Your argument against deriving meaning from statistics completely ignores that the brain also works this way.

> Have you heard of information theory?

> Your argument against deriving meaning from statistics completely ignores that the brain also works this way.

The brain is not predicting it's compressing.

> The brain is not predicting it's compressing

Compression requires prediction, therefore your brain requires prediction.

Some form of prediction being used by the higher-level neurons doesn't make the brain a prediction engine.
The current prevailing theory in neuroscience is in fact the brain is a prediction engine.

https://en.m.wikipedia.org/wiki/Predictive_coding

> Epistemology 101. Statistical pattern matching has no epistemological truth beyond a correspondence of linguistic statistics. It is merely statistical

Your belief in epistemic truth is a statistical inference from your perception of apparently reliable causality. How do you ground this inductive inference?

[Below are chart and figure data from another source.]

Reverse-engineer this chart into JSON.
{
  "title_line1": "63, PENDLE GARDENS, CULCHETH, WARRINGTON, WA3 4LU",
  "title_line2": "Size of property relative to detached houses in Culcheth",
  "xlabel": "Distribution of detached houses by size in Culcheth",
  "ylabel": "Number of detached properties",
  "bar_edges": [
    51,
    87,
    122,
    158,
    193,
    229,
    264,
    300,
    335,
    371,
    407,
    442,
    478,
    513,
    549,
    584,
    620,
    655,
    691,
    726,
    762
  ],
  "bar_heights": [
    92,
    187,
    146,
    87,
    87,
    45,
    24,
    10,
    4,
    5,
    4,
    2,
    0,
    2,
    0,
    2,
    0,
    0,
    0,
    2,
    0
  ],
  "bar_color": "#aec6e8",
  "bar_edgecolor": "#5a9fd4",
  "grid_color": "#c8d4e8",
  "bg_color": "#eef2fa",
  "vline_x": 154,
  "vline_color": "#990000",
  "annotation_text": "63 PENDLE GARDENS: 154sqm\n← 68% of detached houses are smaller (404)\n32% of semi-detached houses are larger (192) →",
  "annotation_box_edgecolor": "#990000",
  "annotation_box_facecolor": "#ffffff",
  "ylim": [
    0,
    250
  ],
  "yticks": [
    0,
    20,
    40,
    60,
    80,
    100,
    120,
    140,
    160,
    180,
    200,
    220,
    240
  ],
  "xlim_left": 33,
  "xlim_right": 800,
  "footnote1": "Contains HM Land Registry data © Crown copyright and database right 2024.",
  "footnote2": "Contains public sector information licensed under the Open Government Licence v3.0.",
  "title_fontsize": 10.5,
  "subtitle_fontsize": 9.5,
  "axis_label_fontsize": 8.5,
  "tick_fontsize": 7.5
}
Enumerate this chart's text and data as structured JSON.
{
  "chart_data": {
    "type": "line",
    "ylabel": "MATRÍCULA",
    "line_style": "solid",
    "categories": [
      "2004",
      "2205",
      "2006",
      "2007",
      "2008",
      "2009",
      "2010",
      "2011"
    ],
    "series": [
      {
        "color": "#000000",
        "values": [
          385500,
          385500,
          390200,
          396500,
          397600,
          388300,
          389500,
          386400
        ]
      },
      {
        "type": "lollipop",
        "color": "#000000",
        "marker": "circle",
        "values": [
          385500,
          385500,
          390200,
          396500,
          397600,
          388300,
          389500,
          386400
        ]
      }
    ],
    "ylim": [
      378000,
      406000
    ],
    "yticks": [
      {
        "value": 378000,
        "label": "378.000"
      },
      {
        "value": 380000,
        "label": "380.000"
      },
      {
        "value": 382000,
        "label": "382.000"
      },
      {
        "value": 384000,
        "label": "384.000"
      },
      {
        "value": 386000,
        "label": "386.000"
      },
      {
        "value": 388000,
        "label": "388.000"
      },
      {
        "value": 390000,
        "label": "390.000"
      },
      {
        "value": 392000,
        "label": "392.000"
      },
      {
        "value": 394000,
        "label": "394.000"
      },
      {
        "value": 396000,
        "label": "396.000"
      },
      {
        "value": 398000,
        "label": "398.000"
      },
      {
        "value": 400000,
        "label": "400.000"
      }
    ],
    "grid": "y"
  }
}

Your attempt to appeal to epistemology 101 with a casual dismissal as "mere statistical probability" covers this deep, gaping maw. Bayesian inference reduces to classical logic when all probabilities are pinned to 0 and 1, but in what circumstances can we actually demonstrably infer absolute certainty? None that I can think of, except one's own existence.

I did not lay claim to epistemic truth. I referenced epistemology. That is, there are a plurality of epistemologies, all of which have their own epistemic truth mechanics.

So I would agree with you, entirely!

I was merely pointing out that statistical correlation alone affords no epistemological basis.

Statical pattern matching is how human brains work.